Hedging equity positions via futures on the Euro STOXX Volatility index, which gauges the prices of options on euro zone blue-chips and tends to move inversely to cash equities, has cost investors dearly over the past two years.
Firstly, the VSTOXX has fallen roughly 65 percent since the Federal Reserve and the European Central Bank made plain in 2012 that they were prepared to pursue radical measures. The index has shown no sign of revival because the magnitude of swings in the Euro STOXX 50 index has been even lower than option prices imply.
Furthermore, since futures with longer-dated maturities tend be more expensive than shorter-dated ones at times of low volatility, investors would often have to stump up when selling an expiring contract to buy a new one.

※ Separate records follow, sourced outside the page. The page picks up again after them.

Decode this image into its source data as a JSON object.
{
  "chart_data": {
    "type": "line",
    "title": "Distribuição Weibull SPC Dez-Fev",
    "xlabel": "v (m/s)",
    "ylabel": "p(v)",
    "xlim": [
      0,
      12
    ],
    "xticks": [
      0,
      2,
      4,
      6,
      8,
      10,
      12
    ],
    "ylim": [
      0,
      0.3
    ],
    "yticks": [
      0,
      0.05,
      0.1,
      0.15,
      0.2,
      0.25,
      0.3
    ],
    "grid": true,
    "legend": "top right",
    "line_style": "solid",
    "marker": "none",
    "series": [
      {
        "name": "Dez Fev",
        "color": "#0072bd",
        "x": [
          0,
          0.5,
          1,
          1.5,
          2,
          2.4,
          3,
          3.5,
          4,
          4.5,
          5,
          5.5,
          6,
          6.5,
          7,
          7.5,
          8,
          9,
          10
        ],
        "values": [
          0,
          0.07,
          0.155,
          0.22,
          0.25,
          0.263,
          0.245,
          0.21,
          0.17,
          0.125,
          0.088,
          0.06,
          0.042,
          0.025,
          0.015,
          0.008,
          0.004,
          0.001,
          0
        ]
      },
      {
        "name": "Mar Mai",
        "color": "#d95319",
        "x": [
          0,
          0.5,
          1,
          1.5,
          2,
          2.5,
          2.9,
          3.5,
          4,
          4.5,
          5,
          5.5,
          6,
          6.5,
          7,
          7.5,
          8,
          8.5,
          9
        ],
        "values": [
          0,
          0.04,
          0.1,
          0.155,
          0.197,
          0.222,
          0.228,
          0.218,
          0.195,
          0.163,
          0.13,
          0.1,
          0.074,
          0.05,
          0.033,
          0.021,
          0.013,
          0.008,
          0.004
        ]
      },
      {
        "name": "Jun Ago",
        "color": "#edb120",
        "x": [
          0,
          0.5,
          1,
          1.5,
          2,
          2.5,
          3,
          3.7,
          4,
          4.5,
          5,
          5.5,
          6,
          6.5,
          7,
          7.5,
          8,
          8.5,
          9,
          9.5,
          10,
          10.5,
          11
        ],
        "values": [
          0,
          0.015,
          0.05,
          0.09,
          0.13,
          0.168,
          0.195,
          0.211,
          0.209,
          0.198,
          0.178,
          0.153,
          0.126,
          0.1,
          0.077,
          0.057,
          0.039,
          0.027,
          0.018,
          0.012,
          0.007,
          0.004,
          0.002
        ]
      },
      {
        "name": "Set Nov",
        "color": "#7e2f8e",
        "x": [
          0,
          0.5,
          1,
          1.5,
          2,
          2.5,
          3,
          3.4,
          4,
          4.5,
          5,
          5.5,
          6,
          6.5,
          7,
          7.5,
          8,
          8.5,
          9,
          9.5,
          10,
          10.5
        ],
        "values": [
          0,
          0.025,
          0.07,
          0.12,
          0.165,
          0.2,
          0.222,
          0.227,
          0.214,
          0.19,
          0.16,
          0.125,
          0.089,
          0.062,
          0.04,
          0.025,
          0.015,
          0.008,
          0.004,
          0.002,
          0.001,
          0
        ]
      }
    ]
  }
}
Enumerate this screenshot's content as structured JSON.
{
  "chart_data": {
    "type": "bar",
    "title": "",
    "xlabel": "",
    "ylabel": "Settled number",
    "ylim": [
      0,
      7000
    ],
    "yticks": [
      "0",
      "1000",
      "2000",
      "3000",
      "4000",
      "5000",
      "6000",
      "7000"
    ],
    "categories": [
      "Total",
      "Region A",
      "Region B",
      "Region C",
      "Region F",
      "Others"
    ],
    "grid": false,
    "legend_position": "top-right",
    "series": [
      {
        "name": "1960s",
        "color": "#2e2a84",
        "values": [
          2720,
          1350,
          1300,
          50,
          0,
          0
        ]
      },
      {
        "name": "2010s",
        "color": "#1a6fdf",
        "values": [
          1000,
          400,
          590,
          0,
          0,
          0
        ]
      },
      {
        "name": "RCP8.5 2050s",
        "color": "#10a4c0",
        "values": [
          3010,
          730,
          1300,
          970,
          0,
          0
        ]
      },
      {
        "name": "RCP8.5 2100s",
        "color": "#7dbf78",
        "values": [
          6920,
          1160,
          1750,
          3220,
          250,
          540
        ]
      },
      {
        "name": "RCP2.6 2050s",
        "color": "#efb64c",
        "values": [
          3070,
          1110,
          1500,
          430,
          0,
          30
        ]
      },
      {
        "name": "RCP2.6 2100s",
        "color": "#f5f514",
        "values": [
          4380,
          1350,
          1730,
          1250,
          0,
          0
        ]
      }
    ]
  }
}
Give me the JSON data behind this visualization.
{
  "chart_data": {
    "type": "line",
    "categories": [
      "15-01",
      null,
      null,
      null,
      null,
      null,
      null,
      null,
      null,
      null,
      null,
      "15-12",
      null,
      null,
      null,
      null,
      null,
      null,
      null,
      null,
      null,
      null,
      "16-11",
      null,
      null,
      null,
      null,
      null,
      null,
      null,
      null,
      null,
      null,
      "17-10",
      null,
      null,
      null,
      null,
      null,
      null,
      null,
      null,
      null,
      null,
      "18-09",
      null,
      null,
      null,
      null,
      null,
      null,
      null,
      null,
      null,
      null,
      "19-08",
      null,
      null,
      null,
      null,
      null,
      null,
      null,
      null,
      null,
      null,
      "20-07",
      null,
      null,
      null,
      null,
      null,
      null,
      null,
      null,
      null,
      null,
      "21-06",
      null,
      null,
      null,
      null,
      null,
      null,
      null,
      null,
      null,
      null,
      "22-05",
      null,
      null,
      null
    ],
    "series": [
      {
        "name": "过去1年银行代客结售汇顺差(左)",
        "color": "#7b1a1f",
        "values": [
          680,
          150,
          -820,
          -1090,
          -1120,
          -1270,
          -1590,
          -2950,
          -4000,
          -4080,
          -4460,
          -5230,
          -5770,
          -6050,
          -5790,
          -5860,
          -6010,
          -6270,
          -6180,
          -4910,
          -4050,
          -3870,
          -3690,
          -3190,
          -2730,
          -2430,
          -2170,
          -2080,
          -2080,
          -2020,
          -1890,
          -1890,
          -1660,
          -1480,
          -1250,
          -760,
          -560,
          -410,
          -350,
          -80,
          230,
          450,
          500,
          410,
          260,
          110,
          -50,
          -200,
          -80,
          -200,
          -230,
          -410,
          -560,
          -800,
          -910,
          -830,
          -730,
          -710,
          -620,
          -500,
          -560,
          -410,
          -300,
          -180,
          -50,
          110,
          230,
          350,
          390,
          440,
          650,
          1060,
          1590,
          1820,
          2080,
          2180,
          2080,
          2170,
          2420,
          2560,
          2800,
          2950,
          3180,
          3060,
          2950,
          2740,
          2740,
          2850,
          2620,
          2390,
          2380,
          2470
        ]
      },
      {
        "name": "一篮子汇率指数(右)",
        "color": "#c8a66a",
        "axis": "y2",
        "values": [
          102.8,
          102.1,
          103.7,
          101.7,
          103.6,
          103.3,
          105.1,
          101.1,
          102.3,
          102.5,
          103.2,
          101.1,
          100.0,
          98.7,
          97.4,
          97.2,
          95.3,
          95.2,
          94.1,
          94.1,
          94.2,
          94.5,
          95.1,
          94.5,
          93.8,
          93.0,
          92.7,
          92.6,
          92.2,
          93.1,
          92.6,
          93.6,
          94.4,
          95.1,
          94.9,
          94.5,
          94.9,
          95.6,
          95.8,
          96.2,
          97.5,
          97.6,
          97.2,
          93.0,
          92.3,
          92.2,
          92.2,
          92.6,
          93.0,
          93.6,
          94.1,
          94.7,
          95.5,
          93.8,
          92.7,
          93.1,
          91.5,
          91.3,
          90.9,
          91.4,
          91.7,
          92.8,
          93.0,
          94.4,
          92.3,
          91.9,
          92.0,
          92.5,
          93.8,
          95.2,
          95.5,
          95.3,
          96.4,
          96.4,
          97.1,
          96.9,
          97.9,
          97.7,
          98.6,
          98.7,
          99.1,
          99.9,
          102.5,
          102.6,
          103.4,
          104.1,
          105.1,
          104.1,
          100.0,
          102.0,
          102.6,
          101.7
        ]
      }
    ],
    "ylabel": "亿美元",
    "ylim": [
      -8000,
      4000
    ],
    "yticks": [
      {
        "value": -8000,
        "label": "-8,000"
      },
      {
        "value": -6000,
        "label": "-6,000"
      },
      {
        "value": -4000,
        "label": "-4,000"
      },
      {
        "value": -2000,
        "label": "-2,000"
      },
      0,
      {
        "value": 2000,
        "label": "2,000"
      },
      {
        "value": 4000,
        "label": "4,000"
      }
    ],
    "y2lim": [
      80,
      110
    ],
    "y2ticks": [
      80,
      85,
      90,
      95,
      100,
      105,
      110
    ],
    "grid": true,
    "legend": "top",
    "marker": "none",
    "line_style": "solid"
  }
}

To reduce this cost, some investors are buying a cheaper volatility future and selling a more expensive one, betting the latter will lose value as time passes.
“We have observed a trend for people to look for solutions that provide exposure to long volatility but minimise or reduce the cost of carrying that position,” said Ryan Rogowski, head of asset manager solutions at Societe Generale.
“Of course there’s no free lunch so ... investors must take a view.”
Similar strategies can be implemented via put options, bets the market will fall.
Some investors are taking out “put spreads”, or financing a put by selling another put with a lower strike price on the same stock, effectively betting that any fall in the share would be small.
More bearish investors are opting for financing their puts by selling a call, or bet the price will rise, on the same security, a strategy known as a “cashless collar”.
“Investors are taking down their risk positions and a cashless collar or a put spread are a way to do this without paying too much premium out of the portfolio,” said Lorne Baring, managing director of wealth management firm B Capital.
Demand for cross-asset protection has also been on the rise, with investors fearing any hint at a tightening of monetary policy would puncture the recent, twin rally in bond and stocks.
An example of these hedges, designed to protect investors against a rise in interest rates, is an option giving the holder the right to swap a fixed rate for one that tracks market prices.
While buying options, however cheaply, erodes returns if stocks rise and volatility remains low, investing in strategies which are altogether uncorrelated with the market’s direction can boost a portfolio’s performance.
Such strategies include buying equity funds in which long and short positions cancel each other out, leaving the fund “market-neutral”, and arbitrage strategies, which seek to exploit unusual price moves, often using algorithms.
These strategies can, in theory, outperform at times of high volatility, where wild swings throw up buying opportunities.
“We’re looking for protection and market-neutral strategies tend to offer that,” said Oliver Wallin, investment director at Octopus Investments, a fund of funds. “I think they’ve got a really good place in well-constructed portfolios.”